The state had sent voters a record 13.4 million mail ballots. They’re slower to count because signatures have to be checked against those on file. So the more mail ballots there are, the slower the counting. The vote-counting deadline is Dec. 7.

Democrats seemed to have flipped at least four Republican U.S. House seats, as of Wednesday. And two more were in doubt. That would mean Democrats holding at least 43 of California’s 53 seats. And for 26 years, they have held both of the state’s two U.S. Senate seats.

In the Legislature, Democrats appear to have picked up enough seats to regain supermajorities in each house. That’s sufficient to pass tax increases without Republican votes.

But that’s just theoretical. Any Democrat who beats a Republican in a competitive district can’t vote for a tax increase without risking being fired in the next election.

In the state Senate, Democrats picked up two Republican seats in the San Joaquin Valley — two Latinas beating two white men. That will mean a 28-to-12 Democratic dominance over Republicans. A supermajority is 27.

In the Assembly, Democrats have picked up at least two seats for a total of 57, leaving Republicans with no more than 23. But four races still haven’t been called and Democrats could wind up with around 60. A supermajority is 54.

Trump’s stumping around the country in late October bellowing to his voter base about an allegedly dangerous caravan of asylum-seeking migrants from Central America is generally credited with stirring up Latino voters in California.

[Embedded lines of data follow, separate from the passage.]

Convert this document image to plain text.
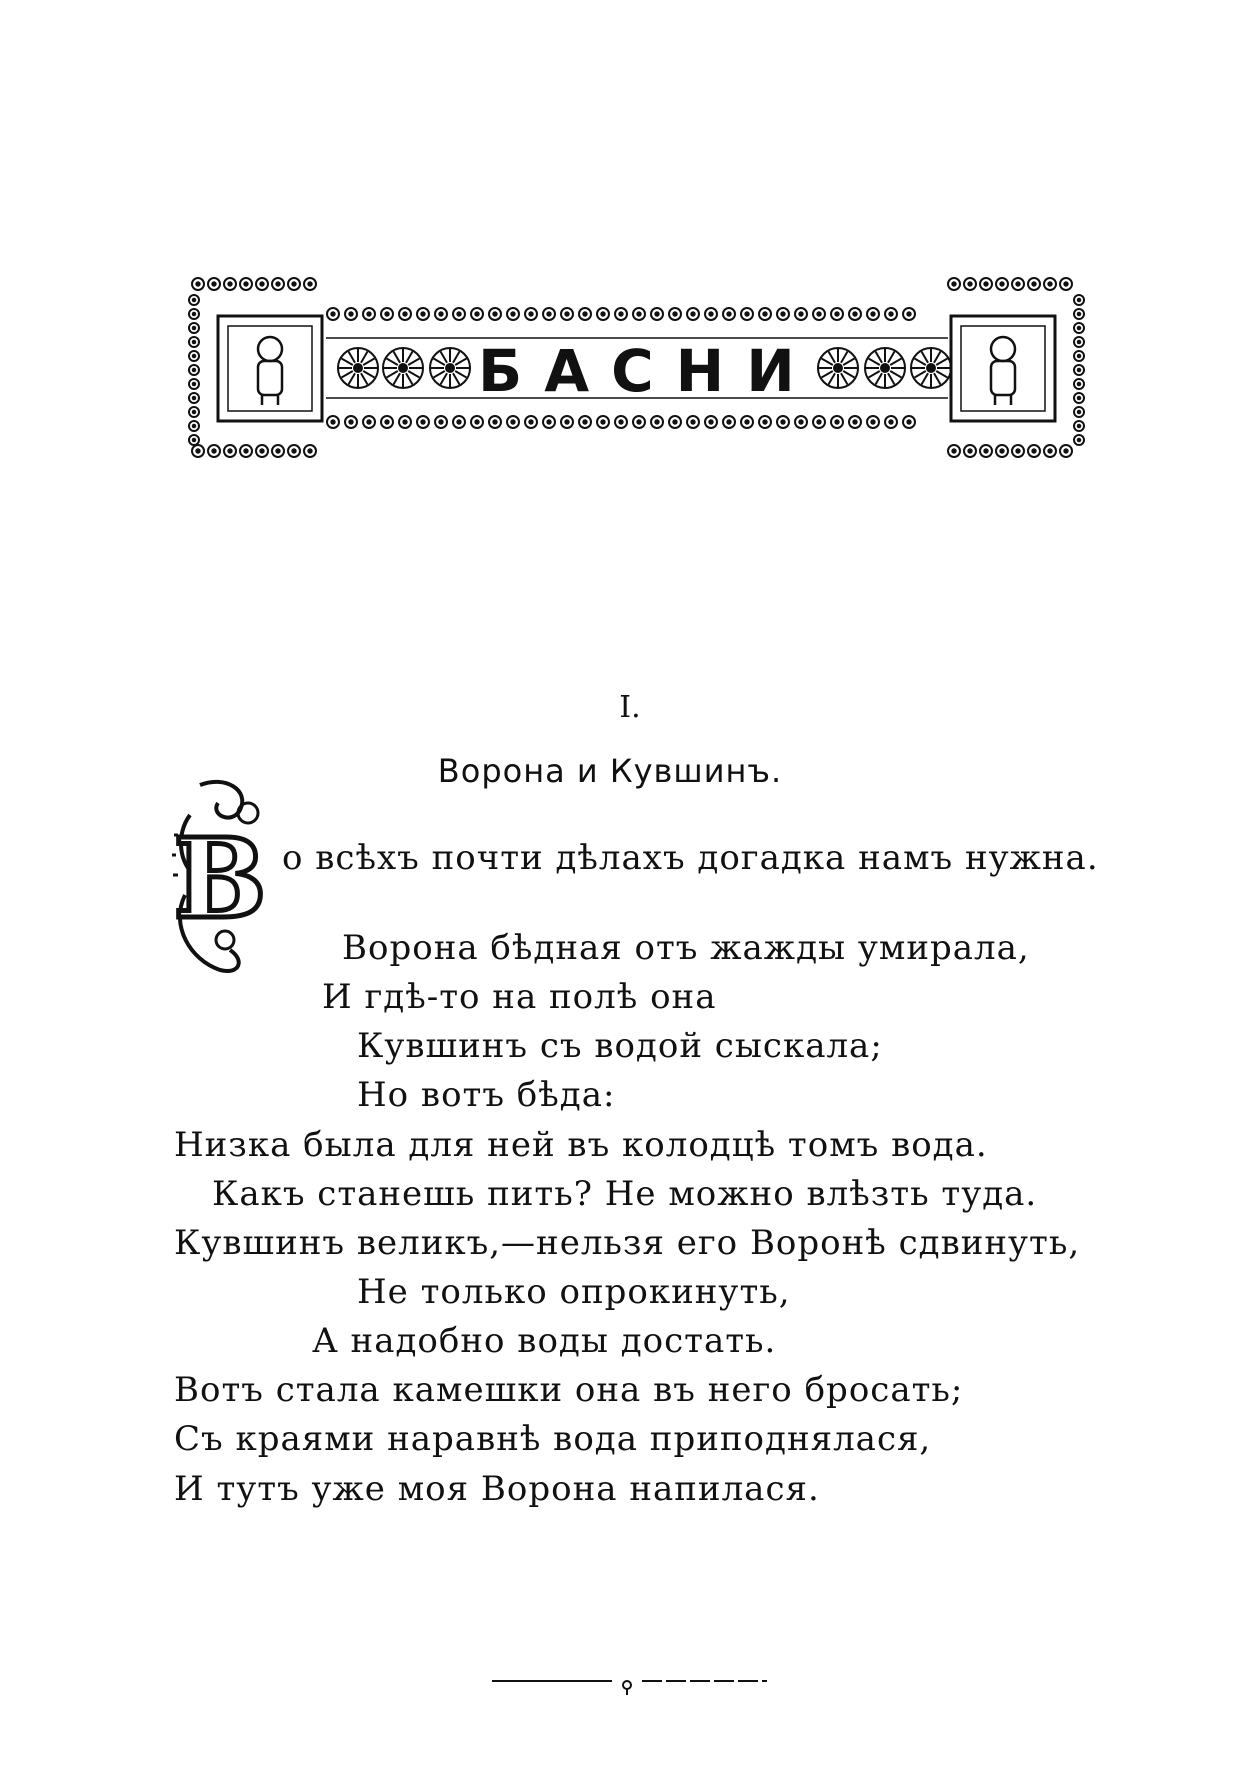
БАСНИ
I.
Ворона и Кувшинъ.
В о всѣхъ почти дѣлахъ догадка намъ нужна.
Ворона бѣдная отъ жажды умирала,
И гдѣ-то на полѣ она
Кувшинъ съ водой сыскала;
Но вотъ бѣда:
Низка была для ней въ колодцѣ томъ вода.
Какъ станешь пить? Не можно влѣзть туда.
Кувшинъ великъ,—нельзя его Воронѣ сдвинуть,
Не только опрокинуть,
А надобно воды достать.
Вотъ стала камешки она въ него бросать;
Съ краями наравнѣ вода приподнялася,
И тутъ уже моя Ворона напилася.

But no one yet knows how big the turnout was among Latinos or young voters, or anyone. It may take another month.

“A good Latino turnout is the only way to explain two Latino female candidates beating two Republican white males in the Central Valley,” asserts Tony Quinn, a former Republican advisor on gerrymandering and now editor of the nonpartisan California Target Book, which handicaps congressional and legislative races.

Darry Sragow, a longtime Democratic strategist who publishes the Target Book, says: “My initial presumption is Trump went over the top too many times. He outdid himself. Things he was doing and saying in the closing days of the campaign led a lot of Democratic voters to conclude they just couldn’t stand it anymore.

“He was putting his finger in the eye of all manner of voters.”

For Republican consultant Rob Stutzman, the startling thing was that Democrats made their gains in a non-presidential election.

“That means the bottom could really fall out on Republicans in two years, especially if Trump is the nominee,” Stutzman says.

Democrats are riding a big blue wave while Republicans are wiping out.